UN says 300,000 in immediate danger of starvation in Somalia

Report
from Agence France-Presse
Published on 23 Oct 2001
UNITED NATIONS, Oct 23 (AFP) - The failure of spring and autumn rains in Somalia has led to severe food shortages and put 300,000 people at immediate risk of starvation, the United Nations said Tuesday.

In a statement, the UN's emergency relief coordinator, Kenzo Oshima, appealed to donors to "forestall a humanitarian crisis" in the East African country.

"An estimated 40,000 tonnes of food are needed urgently to assist 300,000 people at risk of immediate starvation," UN spokesman Fred Eckhard said.

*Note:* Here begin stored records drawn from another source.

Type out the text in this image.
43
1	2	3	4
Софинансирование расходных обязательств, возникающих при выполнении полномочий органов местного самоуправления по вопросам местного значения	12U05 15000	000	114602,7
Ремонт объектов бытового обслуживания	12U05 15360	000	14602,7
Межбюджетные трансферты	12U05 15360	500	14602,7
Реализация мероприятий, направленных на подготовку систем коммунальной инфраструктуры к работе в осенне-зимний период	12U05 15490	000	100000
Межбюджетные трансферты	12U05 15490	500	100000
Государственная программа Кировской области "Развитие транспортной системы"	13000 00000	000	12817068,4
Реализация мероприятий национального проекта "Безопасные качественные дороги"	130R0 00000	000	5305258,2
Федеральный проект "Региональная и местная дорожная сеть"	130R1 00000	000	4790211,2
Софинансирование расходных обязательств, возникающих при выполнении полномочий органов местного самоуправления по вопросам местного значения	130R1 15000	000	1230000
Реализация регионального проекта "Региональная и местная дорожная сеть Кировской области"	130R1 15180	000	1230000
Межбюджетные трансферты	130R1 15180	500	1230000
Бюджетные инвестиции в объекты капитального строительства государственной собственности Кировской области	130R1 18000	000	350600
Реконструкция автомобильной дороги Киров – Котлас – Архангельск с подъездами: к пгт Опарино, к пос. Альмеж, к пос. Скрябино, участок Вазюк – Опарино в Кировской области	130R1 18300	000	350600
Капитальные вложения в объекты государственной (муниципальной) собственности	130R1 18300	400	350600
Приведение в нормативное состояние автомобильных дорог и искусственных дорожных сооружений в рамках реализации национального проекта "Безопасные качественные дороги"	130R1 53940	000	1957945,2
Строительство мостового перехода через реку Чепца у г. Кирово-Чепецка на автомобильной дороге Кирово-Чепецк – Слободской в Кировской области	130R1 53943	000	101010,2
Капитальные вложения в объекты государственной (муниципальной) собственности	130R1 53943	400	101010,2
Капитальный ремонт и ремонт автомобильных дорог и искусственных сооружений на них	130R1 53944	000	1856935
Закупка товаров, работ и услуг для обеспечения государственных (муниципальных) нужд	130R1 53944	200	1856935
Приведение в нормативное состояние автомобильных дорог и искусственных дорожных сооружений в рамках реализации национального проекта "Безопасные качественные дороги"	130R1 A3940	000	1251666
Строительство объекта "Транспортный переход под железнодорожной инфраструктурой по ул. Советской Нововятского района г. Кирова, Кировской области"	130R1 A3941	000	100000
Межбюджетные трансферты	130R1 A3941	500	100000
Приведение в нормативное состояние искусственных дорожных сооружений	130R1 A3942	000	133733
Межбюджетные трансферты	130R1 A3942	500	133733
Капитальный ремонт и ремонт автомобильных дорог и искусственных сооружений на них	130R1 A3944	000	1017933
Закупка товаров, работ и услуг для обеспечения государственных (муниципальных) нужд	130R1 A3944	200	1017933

"At present, although the UN system is in a position to deliver food, stocks are depleted. An additional 450,000 people are increasingly vulnerable," he said.

Eckhard said other relief supplies, notably water and medicines, were needed to "secure the well-being of tens of thousands of children at risk of malnutrition and disease."

Randolph Kent, the UN humanitarian coordinator for Somalia, said the food crisis had worsened since last month's terrorist attacks on the United States, which led to "a significant downturn" in remittances from workers abroad.

Kent told AFP in an interview Friday that money changers in the Gulf and in African countries were "perceived as channels for al-Qaeda," the network which the United States has blamed for the September 11 attacks.

Food shortages were due more to problems of distribution than to a lack of food, he said, because when cash was not available, people went hungry.

Funds had also dried up since Saudi Arabia banned imports of Somali livestock in September last year in an attempt to control Rift Valley fever, Kent said.

He estimated that between 2.5 million and three million animals -- "mostly sheep and goats, with the occasional camel" -- were sold to Gulf states before the ban and that about 800,000 livestock had slipped through since then.